婆は二度死ぬ‥‥映画『デンデラ』を観た


「姥捨て山に捨てられた婆さん達が生き残って共同体を作るんだと」
「ほう。そんで鬼婆になって通りかかった村人を取って食うのかえ?」
「そこまでは知らん。浅丘ルリ子主演で、草笛光子倍賞美津子山本陽子、白川和子‥‥へえー豪華だな」
浅丘ルリ子はちゃんとババアを演じられるんかえ?」
などという会話を夫と交わした翌日、原作は未読なのでほとんど前知識のないまま、『デンデラ』を観に行った。

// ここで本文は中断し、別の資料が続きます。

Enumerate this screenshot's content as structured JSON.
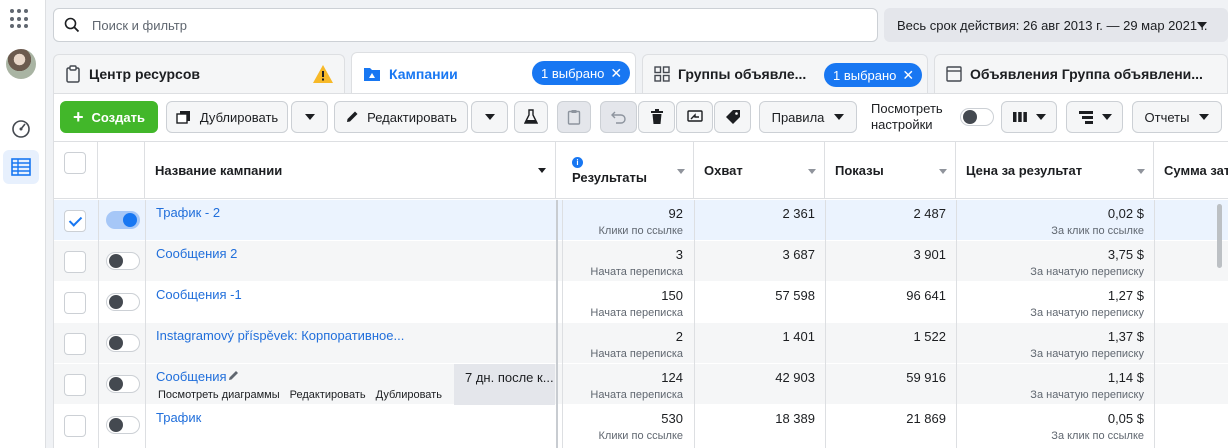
{
  "search": {
    "placeholder": "Поиск и фильтр"
  },
  "date_range": {
    "label": "Весь срок действия: 26 авг 2013 г. — 29 мар 2021 г."
  },
  "tabs": [
    {
      "label": "Центр ресурсов",
      "icon": "clipboard-icon",
      "warning_icon": "warning-icon"
    },
    {
      "label": "Кампании",
      "icon": "folder-icon",
      "badge": "1 выбрано",
      "active": true
    },
    {
      "label": "Группы объявле...",
      "icon": "grid-icon",
      "badge": "1 выбрано"
    },
    {
      "label": "Объявления Группа объявлени...",
      "icon": "ad-icon"
    }
  ],
  "toolbar": {
    "create_label": "Создать",
    "duplicate_label": "Дублировать",
    "edit_label": "Редактировать",
    "rules_label": "Правила",
    "view_settings_line1": "Посмотреть",
    "view_settings_line2": "настройки",
    "reports_label": "Отчеты"
  },
  "columns": {
    "name": "Название кампании",
    "results": "Результаты",
    "reach": "Охват",
    "impressions": "Показы",
    "cost_per_result": "Цена за результат",
    "amount_spent": "Сумма зат"
  },
  "rows": [
    {
      "name": "Трафик - 2",
      "results": "92",
      "results_sub": "Клики по ссылке",
      "reach": "2 361",
      "impressions": "2 487",
      "cost": "0,02 $",
      "cost_sub": "За клик по ссылке",
      "checked": true,
      "on": true
    },
    {
      "name": "Сообщения 2",
      "results": "3",
      "results_sub": "Начата переписка",
      "reach": "3 687",
      "impressions": "3 901",
      "cost": "3,75 $",
      "cost_sub": "За начатую переписку",
      "checked": false,
      "on": false
    },
    {
      "name": "Сообщения -1",
      "results": "150",
      "results_sub": "Начата переписка",
      "reach": "57 598",
      "impressions": "96 641",
      "cost": "1,27 $",
      "cost_sub": "За начатую переписку",
      "checked": false,
      "on": false
    },
    {
      "name": "Instagramový příspěvek: Корпоративное...",
      "results": "2",
      "results_sub": "Начата переписка",
      "reach": "1 401",
      "impressions": "1 522",
      "cost": "1,37 $",
      "cost_sub": "За начатую переписку",
      "checked": false,
      "on": false
    },
    {
      "name": "Сообщения",
      "results": "124",
      "results_sub": "Начата переписка",
      "reach": "42 903",
      "impressions": "59 916",
      "cost": "1,14 $",
      "cost_sub": "За начатую переписку",
      "checked": false,
      "on": false,
      "hover_actions": [
        "Посмотреть диаграммы",
        "Редактировать",
        "Дублировать"
      ],
      "schedule": "7 дн. после к..."
    },
    {
      "name": "Трафик",
      "results": "530",
      "results_sub": "Клики по ссылке",
      "reach": "18 389",
      "impressions": "21 869",
      "cost": "0,05 $",
      "cost_sub": "За клик по ссылке",
      "checked": false,
      "on": false
    }
  ],
  "colors": {
    "accent": "#1877f2",
    "create": "#42b72a",
    "link": "#216fdb"
  }
}
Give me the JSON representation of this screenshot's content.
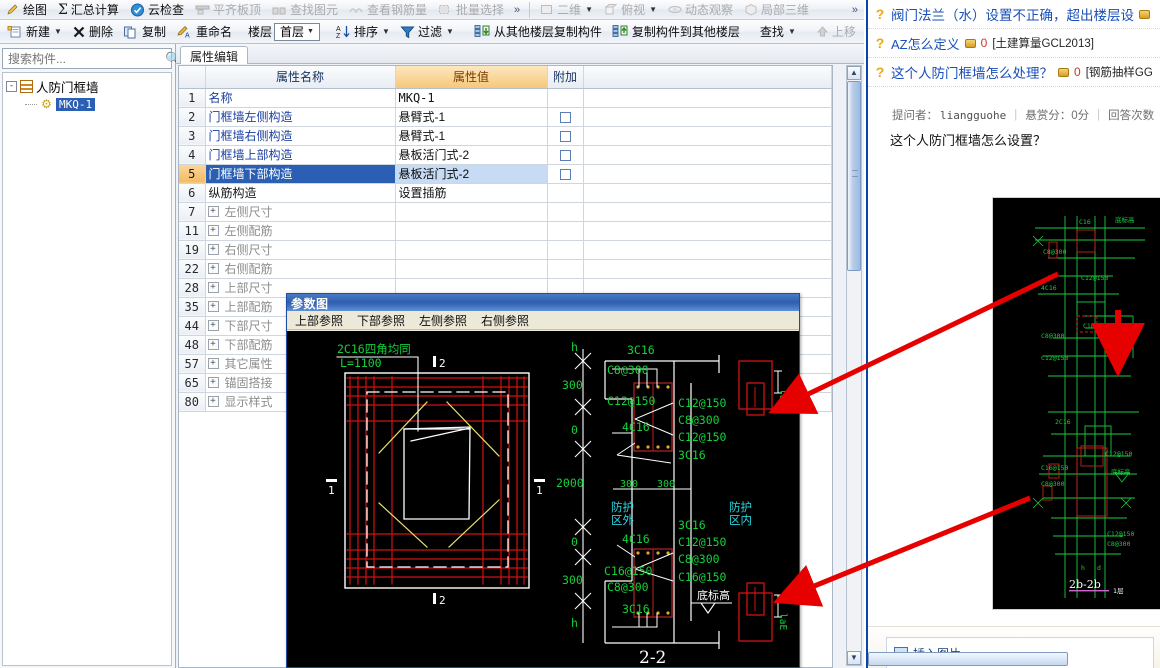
{
  "ribbon": {
    "items": [
      {
        "label": "绘图",
        "icon": "pencil-icon",
        "dim": false
      },
      {
        "label": "汇总计算",
        "icon": "sigma-icon",
        "dim": false
      },
      {
        "label": "云检查",
        "icon": "cloud-check-icon",
        "dim": false
      },
      {
        "label": "平齐板顶",
        "icon": "align-slab-icon",
        "dim": true
      },
      {
        "label": "查找图元",
        "icon": "find-element-icon",
        "dim": true
      },
      {
        "label": "查看钢筋量",
        "icon": "view-rebar-icon",
        "dim": true
      },
      {
        "label": "批量选择",
        "icon": "batch-select-icon",
        "dim": true
      },
      {
        "label": "二维",
        "icon": "view-2d-icon",
        "dim": true
      },
      {
        "label": "俯视",
        "icon": "top-view-icon",
        "dim": true
      },
      {
        "label": "动态观察",
        "icon": "orbit-icon",
        "dim": true
      },
      {
        "label": "局部三维",
        "icon": "local-3d-icon",
        "dim": true
      }
    ],
    "overflow": "»"
  },
  "toolbar": {
    "new_label": "新建",
    "delete_label": "删除",
    "copy_label": "复制",
    "rename_label": "重命名",
    "floor_label": "楼层",
    "floor_value": "首层",
    "sort_label": "排序",
    "filter_label": "过滤",
    "copy_from_other_floor_label": "从其他楼层复制构件",
    "copy_to_other_floor_label": "复制构件到其他楼层",
    "find_label": "查找",
    "move_up_label": "上移",
    "overflow": "»"
  },
  "left_panel": {
    "search_placeholder": "搜索构件...",
    "search_value": "",
    "search_icon": "search-icon",
    "tree": {
      "root_label": "人防门框墙",
      "root_icon": "wall-icon",
      "child_label": "MKQ-1",
      "child_icon": "component-gear-icon",
      "expander": "-"
    }
  },
  "grid": {
    "tab_label": "属性编辑",
    "columns": [
      "",
      "属性名称",
      "属性值",
      "附加",
      ""
    ],
    "rows": [
      {
        "idx": "1",
        "name": "名称",
        "value": "MKQ-1",
        "attach": false,
        "type": "link",
        "selected": false,
        "mono": true
      },
      {
        "idx": "2",
        "name": "门框墙左侧构造",
        "value": "悬臂式-1",
        "attach": true,
        "type": "link",
        "selected": false
      },
      {
        "idx": "3",
        "name": "门框墙右侧构造",
        "value": "悬臂式-1",
        "attach": true,
        "type": "link",
        "selected": false
      },
      {
        "idx": "4",
        "name": "门框墙上部构造",
        "value": "悬板活门式-2",
        "attach": true,
        "type": "link",
        "selected": false
      },
      {
        "idx": "5",
        "name": "门框墙下部构造",
        "value": "悬板活门式-2",
        "attach": true,
        "type": "link",
        "selected": true
      },
      {
        "idx": "6",
        "name": "纵筋构造",
        "value": "设置插筋",
        "attach": false,
        "type": "plain",
        "selected": false
      },
      {
        "idx": "7",
        "name": "左侧尺寸",
        "value": "",
        "attach": null,
        "type": "group",
        "selected": false
      },
      {
        "idx": "11",
        "name": "左侧配筋",
        "value": "",
        "attach": null,
        "type": "group",
        "selected": false
      },
      {
        "idx": "19",
        "name": "右侧尺寸",
        "value": "",
        "attach": null,
        "type": "group",
        "selected": false
      },
      {
        "idx": "22",
        "name": "右侧配筋",
        "value": "",
        "attach": null,
        "type": "group",
        "selected": false
      },
      {
        "idx": "28",
        "name": "上部尺寸",
        "value": "",
        "attach": null,
        "type": "group",
        "selected": false
      },
      {
        "idx": "35",
        "name": "上部配筋",
        "value": "",
        "attach": null,
        "type": "group",
        "selected": false
      },
      {
        "idx": "44",
        "name": "下部尺寸",
        "value": "",
        "attach": null,
        "type": "group",
        "selected": false
      },
      {
        "idx": "48",
        "name": "下部配筋",
        "value": "",
        "attach": null,
        "type": "group",
        "selected": false
      },
      {
        "idx": "57",
        "name": "其它属性",
        "value": "",
        "attach": null,
        "type": "group",
        "selected": false
      },
      {
        "idx": "65",
        "name": "锚固搭接",
        "value": "",
        "attach": null,
        "type": "group",
        "selected": false
      },
      {
        "idx": "80",
        "name": "显示样式",
        "value": "",
        "attach": null,
        "type": "group",
        "selected": false
      }
    ],
    "expander_glyph": "+"
  },
  "param_window": {
    "title": "参数图",
    "menu": [
      "上部参照",
      "下部参照",
      "左侧参照",
      "右侧参照"
    ],
    "drawing": {
      "left_view": {
        "label_top": "2C16四角均同",
        "label_len": "L=1100",
        "section_marks": [
          "2",
          "2",
          "1",
          "1"
        ]
      },
      "right_view": {
        "title": "2-2",
        "dim_column": [
          "h",
          "300",
          "0",
          "2000",
          "0",
          "300",
          "h"
        ],
        "zone_outer": "防护\n区外",
        "zone_inner": "防护\n区内",
        "labels_left": [
          "C8@300",
          "C12@150",
          "4C16",
          "C16@150",
          "C8@300",
          "3C16"
        ],
        "labels_top": [
          "3C16"
        ],
        "labels_right": [
          "C12@150",
          "C8@300",
          "C12@150",
          "3C16"
        ],
        "labels_bottom_right": [
          "3C16",
          "C12@150",
          "C8@300",
          "C16@150"
        ],
        "labels_bottom_left": [
          "4C16"
        ],
        "dims_small": [
          "300",
          "300"
        ],
        "bottom_elev_label": "底标高",
        "anchor_label": "laE"
      }
    }
  },
  "right_panel": {
    "questions": [
      {
        "icon": "question-icon",
        "title": "阀门法兰（水）设置不正确，超出楼层设",
        "coin": true,
        "count": "",
        "category": ""
      },
      {
        "icon": "question-icon",
        "title": "AZ怎么定义",
        "coin": true,
        "count": "0",
        "category": "[土建算量GCL2013]"
      },
      {
        "icon": "question-icon",
        "title": "这个人防门框墙怎么处理？",
        "coin": true,
        "count": "0",
        "category": "[钢筋抽样GG"
      }
    ],
    "meta": {
      "asker_label": "提问者：",
      "asker_name": "liangguohe",
      "bounty_label": "悬赏分：0分",
      "answers_label": "回答次数"
    },
    "body_text": "这个人防门框墙怎么设置？",
    "attached_image": {
      "caption": "2b-2b",
      "notes": [
        "1层"
      ]
    },
    "footer": {
      "insert_image_label": "插入图片",
      "icon": "picture-icon"
    }
  },
  "colors": {
    "accent_blue": "#2a5fb4",
    "header_orange": "#f6c87a",
    "link_blue": "#1a3fa0",
    "selection_blue": "#2a5fb4",
    "cad_green": "#00cc33",
    "cad_red": "#cc1111",
    "cad_cyan": "#33cccc",
    "arrow_red": "#e60000",
    "right_border": "#0a44a8"
  }
}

監督は『楢山節考』(1983)を撮った今村昌平の子息、天願大介。「姥捨て山には、続きがあった。」というキャッチコピーに小汚い風体のババア集団、いや老けメイクの大女優達がずらりと並んでこちらを睨みつけているというポスターは、そこそこ迫力がある(公式HP参照)。若い人は見に来なさそうである。案の定、周囲を見渡すと定年退職した感じの中高年の夫婦や中高年の女性ばかりだ。


(以下ネタばれあり)
70歳になった老人は「お山参り」として山奥に捨てられる風習のある貧しい寒村。雪深い山の中に置き去りにされ寒さで失神していた斎藤カユ(浅丘ルリ子*1は、山の反対側で「デンデラ」という集落を作って共同生活している先輩の老婆達に助けられる。ボロを纏い原始的な狩猟生活をしながら過酷な環境でサバイバルしている老婆達の生きることへの執着を目の当たりにし、あのまま死んで「極楽浄土」に行きたかった、誰もがそう願うものだと思っていたカユは衝撃を受ける。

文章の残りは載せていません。